На Хлебной площади, куда они дошли быстрым шагом, уже ждал фаэтон. Через двадцать минут, миновав Эриванскую площадь, они подъезжали к великолепному зданию оперного театра на Головинском проспекте. Всего три года тому назад Тифлис получил этот замечательный театр, выстроенный в мавританском стиле, со всеми полагающимися ему арабесками, лепкой, стрельчатыми окнами. Оно навевало мысли об Альгамбре, Гранаде или Севилье. Тифлисцы, большие театралы, очень тосковали без своего театра, построенного во времена графа Воронцова и при его посредничестве на Эриванской площади итальянским архитектором Джованни Скудиери на деньги купца Тамамшева настолько роскошным, что о нем было известно не только в пределах империи, но и по всей Европе. Но, увы, театр сгорел. Часть итальянской труппы, приглашенной в театр в те времена, осталась жить в Тифлисе и тифлисские барышни и юноши наперебой брали уроки музыки и пения в ожидании новой оперы. Сейчас публика толпилась у входа и в фойе, обсуждая странный перерыв между актами оперы. Уже Манрико пропел свое адажио, уже кончился его дуэт с невестой, спета кабалетта, Манрико схвачен и томится в крепости, публика с нетерпением ждет продолжения, и тут почему-то на сцене перед занавесом появляется директор театра и просит почтенную публику не нервничать, а спокойно ждать продолжения, ибо знаменитому тенору от нервного напряжения стало плохо. Тифлисцы с пониманием отнеслись к этому объявлению, они уже насладились пением мировой знаменитости и стали терпеливо ждать конца затянувшегося антракта.
Князь Вачнадзе нервно ходил взад и вперед по фойе в ожидании сыщиков. Публика вилась вокруг него в надежде узнать, что произошло. Увидев Ника и Аполлинария, Вачнадзе поспешно, но не теряя достоинства, так как сейчас он был центром внимания публики, направился к ним.
— Следуйте за мной, — прошептал он, оглядываясь по сторонам. — Сейчас я организую прикрытие.
Подняв руку, затянутую в белую перчатку, он призвал к себе двух полицейских и одного субъекта в штатском. Ему он шепотом велел проводить Ника и Аполлинария в актерские уборные, а сам, в сопровождении полицейских, стал степенно подниматься по лестнице, ведущей в театральный зал.
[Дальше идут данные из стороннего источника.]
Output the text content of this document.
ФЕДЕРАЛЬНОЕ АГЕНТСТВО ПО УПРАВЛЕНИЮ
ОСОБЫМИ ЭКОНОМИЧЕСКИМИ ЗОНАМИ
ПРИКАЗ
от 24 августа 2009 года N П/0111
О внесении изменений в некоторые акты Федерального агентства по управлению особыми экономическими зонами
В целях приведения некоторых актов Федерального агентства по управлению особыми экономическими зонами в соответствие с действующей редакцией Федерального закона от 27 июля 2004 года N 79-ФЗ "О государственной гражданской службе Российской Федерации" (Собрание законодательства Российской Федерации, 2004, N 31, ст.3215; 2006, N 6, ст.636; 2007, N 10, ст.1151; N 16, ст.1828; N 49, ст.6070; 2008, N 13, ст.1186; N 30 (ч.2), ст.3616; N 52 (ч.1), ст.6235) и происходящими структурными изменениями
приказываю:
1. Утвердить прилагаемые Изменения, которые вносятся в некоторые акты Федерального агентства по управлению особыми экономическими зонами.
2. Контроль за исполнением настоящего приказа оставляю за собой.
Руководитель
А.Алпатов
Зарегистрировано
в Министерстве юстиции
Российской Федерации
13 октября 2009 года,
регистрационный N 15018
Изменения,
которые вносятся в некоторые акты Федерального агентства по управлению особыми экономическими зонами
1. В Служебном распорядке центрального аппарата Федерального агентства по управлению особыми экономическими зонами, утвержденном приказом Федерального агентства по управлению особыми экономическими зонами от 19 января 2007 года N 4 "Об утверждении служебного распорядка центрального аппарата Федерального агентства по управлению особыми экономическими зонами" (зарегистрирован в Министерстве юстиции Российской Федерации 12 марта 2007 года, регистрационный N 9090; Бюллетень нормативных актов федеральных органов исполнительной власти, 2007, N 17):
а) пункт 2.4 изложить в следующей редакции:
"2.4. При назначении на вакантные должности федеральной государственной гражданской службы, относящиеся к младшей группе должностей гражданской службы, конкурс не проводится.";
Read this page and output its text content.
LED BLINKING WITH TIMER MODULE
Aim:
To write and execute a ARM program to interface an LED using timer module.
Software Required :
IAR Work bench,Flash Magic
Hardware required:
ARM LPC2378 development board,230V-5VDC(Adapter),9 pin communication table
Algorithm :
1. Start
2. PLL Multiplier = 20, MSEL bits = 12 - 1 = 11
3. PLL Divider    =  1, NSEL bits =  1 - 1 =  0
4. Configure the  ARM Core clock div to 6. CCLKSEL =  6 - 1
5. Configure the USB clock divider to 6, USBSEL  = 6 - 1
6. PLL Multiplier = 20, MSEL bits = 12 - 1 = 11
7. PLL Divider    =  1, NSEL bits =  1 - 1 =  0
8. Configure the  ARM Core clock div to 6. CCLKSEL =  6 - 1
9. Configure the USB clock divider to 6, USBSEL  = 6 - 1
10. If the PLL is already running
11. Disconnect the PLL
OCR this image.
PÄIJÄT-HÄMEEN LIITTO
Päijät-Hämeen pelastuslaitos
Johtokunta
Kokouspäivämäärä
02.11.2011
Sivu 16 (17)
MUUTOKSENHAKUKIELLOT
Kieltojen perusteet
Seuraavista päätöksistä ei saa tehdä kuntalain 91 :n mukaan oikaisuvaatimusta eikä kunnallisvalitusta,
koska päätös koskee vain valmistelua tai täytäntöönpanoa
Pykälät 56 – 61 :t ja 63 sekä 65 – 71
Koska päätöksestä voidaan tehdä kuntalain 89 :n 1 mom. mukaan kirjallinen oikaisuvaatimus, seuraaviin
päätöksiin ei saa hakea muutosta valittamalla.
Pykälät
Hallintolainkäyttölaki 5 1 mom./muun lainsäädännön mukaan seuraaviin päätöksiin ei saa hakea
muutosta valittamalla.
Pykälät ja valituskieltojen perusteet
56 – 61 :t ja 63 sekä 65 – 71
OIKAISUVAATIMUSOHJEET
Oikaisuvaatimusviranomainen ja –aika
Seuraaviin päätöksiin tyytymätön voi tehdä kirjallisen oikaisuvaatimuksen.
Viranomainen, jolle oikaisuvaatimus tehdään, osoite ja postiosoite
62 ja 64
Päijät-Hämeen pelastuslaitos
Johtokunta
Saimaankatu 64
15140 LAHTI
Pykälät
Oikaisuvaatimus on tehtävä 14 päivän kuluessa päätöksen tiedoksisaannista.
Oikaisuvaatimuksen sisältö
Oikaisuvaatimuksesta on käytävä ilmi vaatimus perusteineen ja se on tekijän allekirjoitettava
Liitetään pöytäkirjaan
Уловка удалась, публика повалила за Вачнадзе, а Ник и Аполлинарий спокойно прошли к актерским уборным, в коридоре возле которых толпились актеры и царила растерянность. В гриме и костюмах, готовые в любой момент выйти на сцену, стояли Азучена и граф ди Луна, шептались Леонора и Феррандо, сновали цыганки и солдаты. Возле уборной, которая была отведена приезжей знаменитости, стоял полицейский. Вачнадзе, уже успевший удрать от публики, спешил к ним навстречу.
— Идемте скорее, — отдуваясь, прошептал он, оглядываясь по сторонам. — Там доктор Зандукели из Михайловской больницы. Он оказался среди зрителей.
Дверь открылась и они увидели беспомощно лежавшего в кресле великого тенора, возле которого хлопотал одетый в смокинг молодой, но уже ставший тифлисской знаменитостью после путешествия по Южной Америке, доктор Зандукели.
На немой вопрос Вачнадзе, Зандукели покачал головой:
— Никаких признаков жизни. Абсолютно. Мгновенная смерть. Остальное можно будет сказать только после вскрытия. Организуйте перевозку в больницу, я сам буду принимать участие во вскрытии, а дело поручу самому опытному патологоанатому.
За спиной у Вачнадзе директор театра и импресарио певца в отчаяньи заламывали руки.
Покосившись на Ника и Аполлинария, Зандукели сказал:
— Ваши люди могут ехать со мной и присутствовать во время вскрытия.